ARCHIMEDES/ed. RIVAULT, David ΑΡΧΙΜΗΔΟΥΣ ΠΑΝΤΑ ΣΩΖΟΜΕΝΑ. Archimedis Opera quae extant. Novis Demonstrationibus Commentariisque illustrata. Paris Claude Morel 1615
Folio [34.2 x 22.5 cm], (22) ff., 549 (i.e. 551, with frequent misnumberings) pp., including title printed in red and black, bilingual text in Greek and Latin in two columns, and numerous woodcut diagrams and illustrations. Bound in 18th-century (?) half calf, spine with raised bands and two stained title labels gilt, small worm traces at head of spine and covers. Ex libris of Co.Riccati on front pastedown. Small hole in f.i, affecting a few letters; tears in blank margin of ff. Aiiij, KKij; a few wormtracks in blank margins of initial and final leaves; light toning throughout, minor foxing and a few scattered spots. Nonetheless, (very) good.

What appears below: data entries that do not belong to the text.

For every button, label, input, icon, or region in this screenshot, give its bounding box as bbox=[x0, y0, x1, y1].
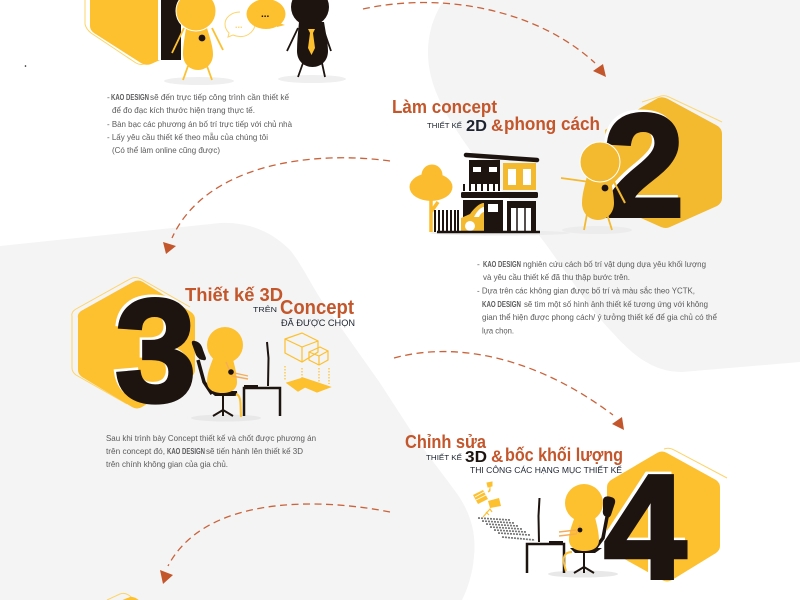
text block 3: Sau khi trình bày Concept thiết kế và chốt được phương án bbox=[106, 433, 316, 443]
title 3: Concept bbox=[280, 297, 354, 319]
arrow 4 to 5 bbox=[160, 504, 390, 584]
speech bubbles: ... bbox=[235, 20, 243, 30]
plan stack bbox=[478, 518, 535, 540]
character: yellow person bbox=[164, 0, 234, 85]
text block 3 bbox=[106, 433, 316, 469]
arrow 1 to 2 bbox=[363, 3, 606, 77]
text block 3: trên chính không gian của gia chủ. bbox=[106, 459, 228, 469]
title 3: Thiết kế 3D bbox=[185, 285, 283, 305]
body bbox=[569, 514, 599, 551]
step 1 panel bbox=[85, 0, 346, 155]
text block 2: lựa chọn. bbox=[482, 326, 514, 336]
body bbox=[207, 356, 237, 393]
title 4 bbox=[405, 432, 623, 475]
chair bbox=[192, 341, 237, 416]
desk bbox=[244, 388, 280, 416]
title 2: 2D bbox=[466, 118, 487, 135]
speech bubbles: ... bbox=[261, 9, 270, 20]
character at desk bbox=[527, 484, 618, 578]
hexagon 1 bbox=[85, 0, 160, 65]
title 2: & bbox=[491, 116, 503, 135]
title 4: Chỉnh sửa bbox=[405, 432, 487, 452]
text block 1 bbox=[107, 92, 292, 155]
title 4: THI CÔNG CÁC HẠNG MỤC THIẾT KẾ bbox=[470, 465, 622, 475]
text block 2: và yêu cầu thiết kế đã thu thập bước trên. bbox=[483, 272, 630, 282]
text block 3: trên concept đó, bbox=[106, 446, 165, 456]
text block 2: - Dựa trên các không gian được bố trí và màu sắc theo YCTK, bbox=[477, 286, 695, 296]
title 3 bbox=[185, 285, 355, 328]
icons: floating furniture bbox=[473, 482, 501, 517]
title 3: TRÊN bbox=[253, 305, 277, 314]
text block 1: để đo đạc kích thước hiện trạng thực tế. bbox=[112, 105, 255, 115]
hexagon 5 top edge bbox=[107, 593, 140, 600]
hexagon 4 bbox=[607, 448, 727, 582]
number 3: 3 bbox=[112, 266, 194, 430]
text block 2: sẽ tìm một số hình ảnh thiết kế tương ứng với không bbox=[524, 299, 708, 309]
number 2: 2 bbox=[600, 82, 682, 244]
step 3 panel bbox=[72, 266, 355, 469]
title 2: Làm concept bbox=[392, 97, 497, 117]
text block 1: - bbox=[107, 92, 110, 102]
text block 2: - bbox=[477, 259, 480, 269]
text block 1: (Có thể làm online cũng được) bbox=[112, 145, 220, 155]
text block 3: sẽ tiến hành lên thiết kế 3D bbox=[206, 446, 303, 456]
chair bbox=[570, 496, 615, 573]
character: black person with tie bbox=[278, 0, 346, 83]
background blob: left bbox=[0, 223, 474, 600]
hexagon 2 bbox=[605, 96, 722, 228]
text block 1: KAO DESIGN bbox=[111, 92, 149, 102]
monitor bbox=[538, 498, 540, 542]
tree bbox=[410, 164, 452, 232]
title 4: & bbox=[491, 447, 503, 466]
number 2: 2 bbox=[603, 84, 684, 247]
desk bbox=[527, 544, 564, 573]
text block 2: gian thể hiện được phong cách/ ý tưởng thiết kế để gia chủ có thể bbox=[482, 312, 717, 322]
text block 2 bbox=[477, 259, 717, 336]
title 2 bbox=[392, 97, 600, 135]
text block 1: sẽ đến trực tiếp công trình cần thiết kế bbox=[150, 92, 289, 102]
step 4 panel bbox=[405, 432, 727, 600]
text block 2: nghiên cứu cách bố trí vật dụng dựa yêu khối lượng bbox=[523, 259, 706, 269]
title 4: bốc khối lượng bbox=[505, 445, 623, 465]
arrow 2 to 3 bbox=[163, 158, 390, 254]
character at desk bbox=[191, 327, 280, 422]
character: yellow person pointing bbox=[561, 142, 632, 234]
text block 2: KAO DESIGN bbox=[482, 299, 521, 309]
text block 1: - Bàn bạc các phương án bố trí trực tiếp với chủ nhà bbox=[107, 119, 292, 129]
stray dot bbox=[25, 65, 26, 67]
title 3: ĐÃ ĐƯỢC CHỌN bbox=[281, 318, 355, 328]
number 3: 3 bbox=[115, 269, 196, 432]
title 4: 3D bbox=[465, 449, 487, 466]
title 4: THIẾT KẾ bbox=[426, 452, 462, 462]
hexagon 3 bbox=[72, 278, 195, 408]
arrow 3 to 4 bbox=[394, 352, 624, 430]
title 2: phong cách bbox=[504, 114, 600, 134]
house bbox=[437, 155, 540, 232]
text block 2: KAO DESIGN bbox=[483, 259, 521, 269]
text block 1: - Lấy yêu cầu thiết kế theo mẫu của chúng tôi bbox=[107, 132, 268, 142]
house illustration bbox=[410, 155, 570, 236]
speech bubbles bbox=[225, 0, 286, 37]
text block 3: KAO DESIGN bbox=[167, 446, 205, 456]
number 1 bbox=[158, 0, 181, 60]
icon: 3D cubes bbox=[285, 333, 330, 392]
title 2: THIẾT KẾ bbox=[427, 120, 462, 130]
background blob: top right bbox=[428, 0, 800, 372]
monitor bbox=[267, 342, 268, 386]
step 2 panel bbox=[392, 82, 722, 336]
fence bbox=[435, 210, 458, 232]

First edition of the most influential seventeenth-century edition of Archimedes’ complete works. The work contains the Greek text with a Latin “trot” running alongside and has extensive exegetical notes. It was still regarded as the best edition in 1670 when Sturm made his German translation. “The success of the humanist mathematicians in uncovering, clarifying, translating and providing commentaries on the major scientific texts of the ancient authors should not be seen as peripheral to the scientific revolution. The mastery of the Greek and Latin texts was an essential stage in the attempt to ‘surpass the ancients,’ and the extensive publishing of new and better-understood texts by the classical mathematicians played an integral role in the founding of the ‘new sciences’” (Martin Kemp, The Science of Art, p. 76). Mathematician, courtier as well as man of letters—he was an intimate of the great classical scholars Casaubon and Scaliger—the editor Rivault (1571-1616) was tutor to Louis XIII. Jacopo Francesco Riccati (1676-1754), who owned this copy of the Opera, was a prominent Italian mathematician remembered for the differential equation that bears his name. Riccati corresponded with a large number of mathematicians across Europe, influencing Daniel Bernoulli and Euler in particular. Having turned down offers from Peter the Great to become President of the St. Petersburg Academy of Science, he remained in Italy, studying cycloidal pendulums, the laws of resistance in a fluid and hydraulics, offering advice on the construction of new dikes along the canals of Venice.
* Riccardi I.43.7; Brunet I.384; DSB I.229; Nouvelle Biographie Generale XLII.338; C. Boyer, The Concept of Calculus, ch.4.